Except Squeezebeagler isn’t even down here. Just me, Real Dad, Sverg, Bop-Shop Carl, Garrett—who’s keeping his hands in his pockets, dying for some hand sanitizer—and some guy sleeping in one of the chairs.
“It’ll be great to see Tam again,” Real Dad says. “You’re lucky to be friends with him—he’s a really great guy. I played lacrosse with Tam in high school, killed cockroaches with him.”
When, wait. Wasn’t it Real Dad’s Blockhustler boss that played lacrosse with Tam?
“Didn’t think I’d be learning this much about you tonight, Dale,” Bop Shop Carl says.
“We’ve hung out, a few times,” Real Dad says. “I mean, I, I, I’ve been down here in the basement before, before he’s performed—”
“Interesting!” Sverg says, in this cocktail-party way. “We’ve never seen you down here. We must have missed you in this”—he bends his knees a little and makes a slow, broad, backhand gesture—“confined space.”

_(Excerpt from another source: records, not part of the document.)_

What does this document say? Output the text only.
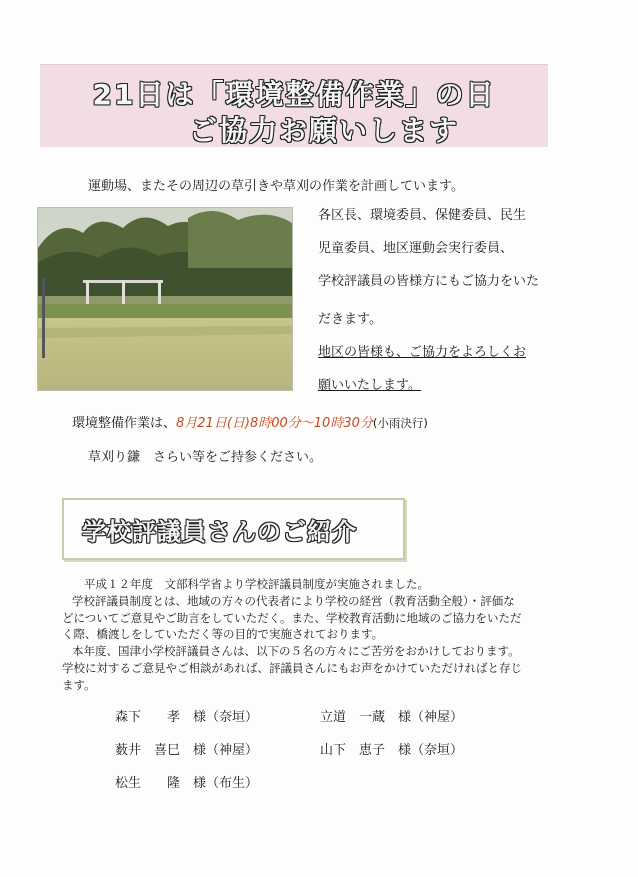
21日は「環境整備作業」の日
ご協力お願いします
運動場、またその周辺の草引きや草刈の作業を計画しています。
各区長、環境委員、保健委員、民生
児童委員、地区運動会実行委員、
学校評議員の皆様方にもご協力をいた
だきます。
地区の皆様も、ご協力をよろしくお
願いいたします。
環境整備作業は、8月21日(日)8時00分～10時30分(小雨決行)
草刈り鎌　さらい等をご持参ください。
学校評議員さんのご紹介
平成１２年度　文部科学省より学校評議員制度が実施されました。
学校評議員制度とは、地域の方々の代表者により学校の経営（教育活動全般）・評価な
どについてご意見やご助言をしていただく。また、学校教育活動に地域のご協力をいただ
く際、橋渡しをしていただく等の目的で実施されております。
本年度、国津小学校評議員さんは、以下の５名の方々にご苦労をおかけしております。
学校に対するご意見やご相談があれば、評議員さんにもお声をかけていただければと存じ
ます。
森下　　孝　様（奈垣）	立道　一蔵　様（神屋）
薮井　喜巳　様（神屋）	山下　恵子　様（奈垣）
松生　　隆　様（布生）
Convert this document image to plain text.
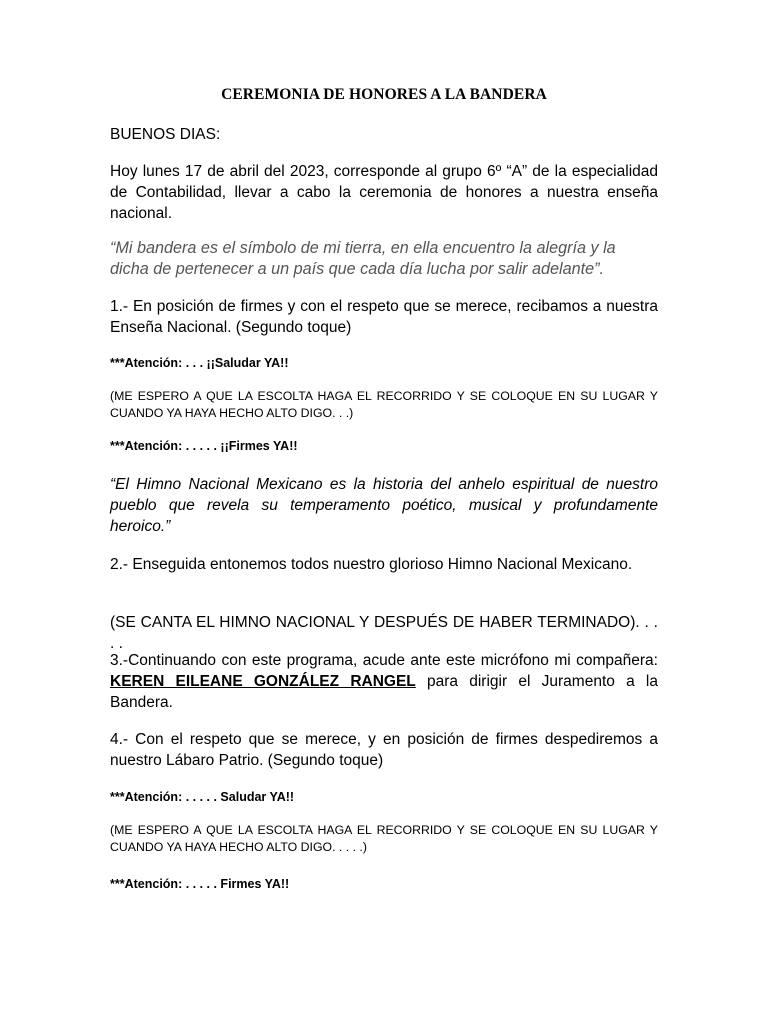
CEREMONIA DE HONORES A LA BANDERA

BUENOS DIAS:

Hoy lunes 17 de abril del 2023, corresponde al grupo 6º “A” de la especialidad de Contabilidad, llevar a cabo la ceremonia de honores a nuestra enseña nacional.

“Mi bandera es el símbolo de mi tierra, en ella encuentro la alegría y la dicha de pertenecer a un país que cada día lucha por salir adelante”.

1.- En posición de firmes y con el respeto que se merece, recibamos a nuestra Enseña Nacional. (Segundo toque)

***Atención: . . . ¡¡Saludar YA!!

(ME ESPERO A QUE LA ESCOLTA HAGA EL RECORRIDO Y SE COLOQUE EN SU LUGAR Y CUANDO YA HAYA HECHO ALTO DIGO. . .)

***Atención: . . . . . ¡¡Firmes YA!!

“El Himno Nacional Mexicano es la historia del anhelo espiritual de nuestro pueblo que revela su temperamento poético, musical y profundamente heroico.”

2.- Enseguida entonemos todos nuestro glorioso Himno Nacional Mexicano.

(SE CANTA EL HIMNO NACIONAL Y DESPUÉS DE HABER TERMINADO). . . . .

3.-Continuando con este programa, acude ante este micrófono mi compañera: KEREN EILEANE GONZÁLEZ RANGEL para dirigir el Juramento a la Bandera.

4.- Con el respeto que se merece, y en posición de firmes despediremos a nuestro Lábaro Patrio. (Segundo toque)

***Atención: . . . . . Saludar YA!!

(ME ESPERO A QUE LA ESCOLTA HAGA EL RECORRIDO Y SE COLOQUE EN SU LUGAR Y CUANDO YA HAYA HECHO ALTO DIGO. . . . .)

***Atención: . . . . . Firmes YA!!
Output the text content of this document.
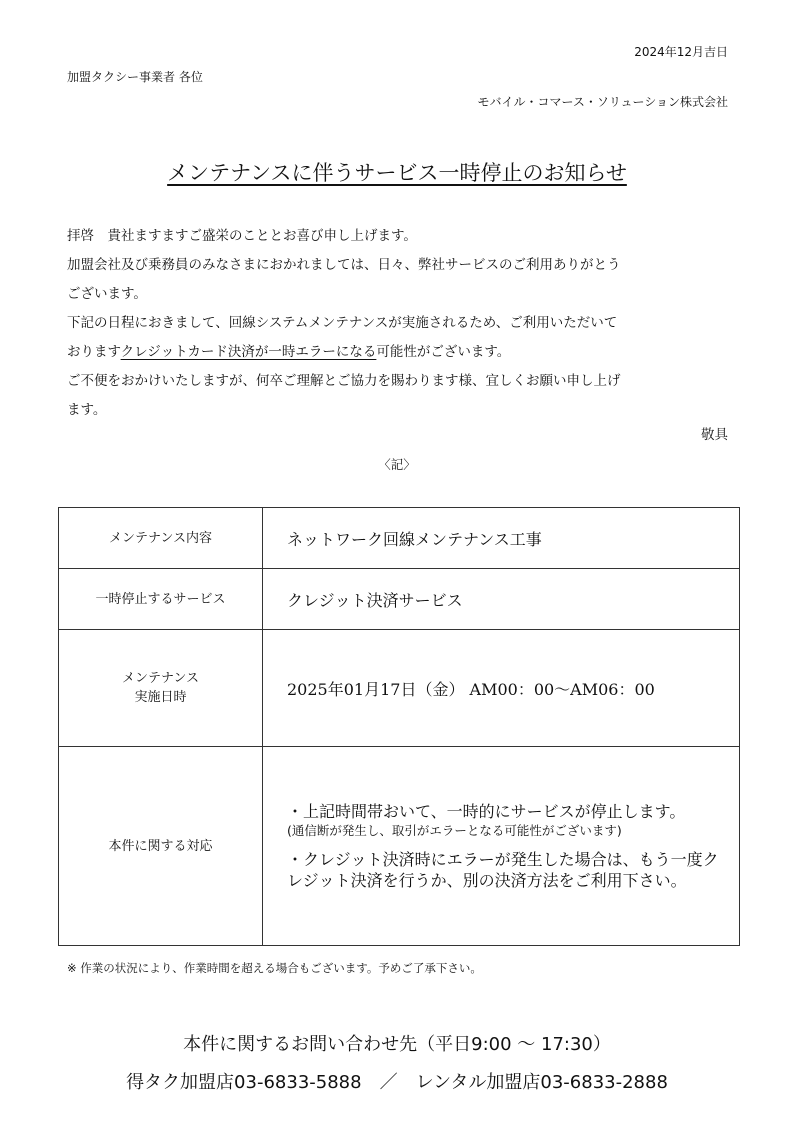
2024年12月吉日
加盟タクシー事業者 各位
モバイル・コマース・ソリューション株式会社
メンテナンスに伴うサービス一時停止のお知らせ

拝啓　貴社ますますご盛栄のこととお喜び申し上げます。

加盟会社及び乗務員のみなさまにおかれましては、日々、弊社サービスのご利用ありがとう

ございます。

下記の日程におきまして、回線システムメンテナンスが実施されるため、ご利用いただいて

おりますクレジットカード決済が一時エラーになる可能性がございます。

ご不便をおかけいたしますが、何卒ご理解とご協力を賜わります様、宜しくお願い申し上げ

ます。

敬具
〈記〉
メンテナンス内容	ネットワーク回線メンテナンス工事
一時停止するサービス	クレジット決済サービス

メンテナンス
実施日時	2025年01月17日（金） AM00：00～AM06：00
本件に関する対応	・上記時間帯おいて、一時的にサービスが停止します。

(通信断が発生し、取引がエラーとなる可能性がございます)

・クレジット決済時にエラーが発生した場合は、もう一度クレジット決済を行うか、別の決済方法をご利用下さい。

※ 作業の状況により、作業時間を超える場合もございます。予めご了承下さい。
本件に関するお問い合わせ先（平日9:00 ～ 17:30）
得タク加盟店03-6833-5888　／　レンタル加盟店03-6833-2888
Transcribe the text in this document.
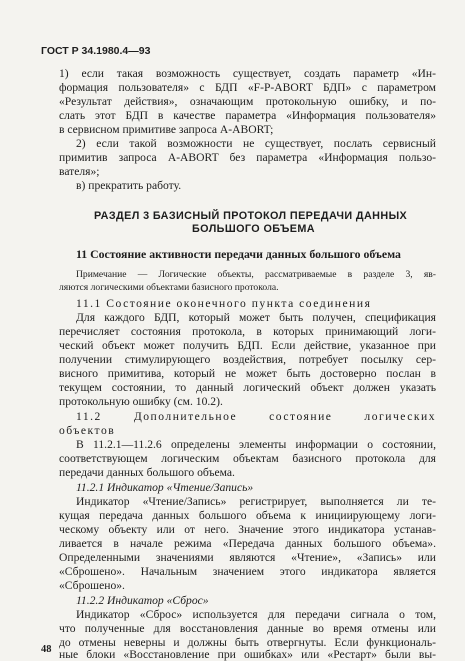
ГОСТ Р 34.1980.4—93
1) если такая возможность существует, создать параметр «Ин-
формация пользователя» с БДП «F-P-ABORT БДП» с параметром
«Результат действия», означающим протокольную ошибку, и по-
слать этот БДП в качестве параметра «Информация пользователя»
в сервисном примитиве запроса A-ABORT;
2) если такой возможности не существует, послать сервисный
примитив запроса A-ABORT без параметра «Информация пользо-
вателя»;
в) прекратить работу.
РАЗДЕЛ 3 БАЗИСНЫЙ ПРОТОКОЛ ПЕРЕДАЧИ ДАННЫХ
БОЛЬШОГО ОБЪЕМА
11 Состояние активности передачи данных большого объема
Примечание — Логические объекты, рассматриваемые в разделе 3, яв-
ляются логическими объектами базисного протокола.
11.1 Состояние оконечного пункта соединения
Для каждого БДП, который может быть получен, спецификация
перечисляет состояния протокола, в которых принимающий логи-
ческий объект может получить БДП. Если действие, указанное при
получении стимулирующего воздействия, потребует посылку сер-
висного примитива, который не может быть достоверно послан в
текущем состоянии, то данный логический объект должен указать
протокольную ошибку (см. 10.2).
11.2 Дополнительное состояние логических
объектов
В 11.2.1—11.2.6 определены элементы информации о состоянии,
соответствующем логическим объектам базисного протокола для
передачи данных большого объема.
11.2.1 Индикатор «Чтение/Запись»
Индикатор «Чтение/Запись» регистрирует, выполняется ли те-
кущая передача данных большого объема к инициирующему логи-
ческому объекту или от него. Значение этого индикатора устанав-
ливается в начале режима «Передача данных большого объема».
Определенными значениями являются «Чтение», «Запись» или
«Сброшено». Начальным значением этого индикатора является
«Сброшено».
11.2.2 Индикатор «Сброс»
Индикатор «Сброс» используется для передачи сигнала о том,
что полученные для восстановления данные во время отмены или
до отмены неверны и должны быть отвергнуты. Если функциональ-
ные блоки «Восстановление при ошибках» или «Рестарт» были вы-
48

And then, slow motion, I hear footfalls down the basement steps; the staircase cracking its knuckles. It’s Squeezebeagler Tam, Rocker of a Million Faces.
Tam has dark, well-parted hair, workboots and wool socks, shorts with a belt, and a button-down short-sleeve shirt, as if he’s there to deliver a package. Even though he hasn’t played, there’s a sweat-darkened area on his shorts above his crotch, like he wet his pants with his navel. He makes a devil sign and finds the cooler.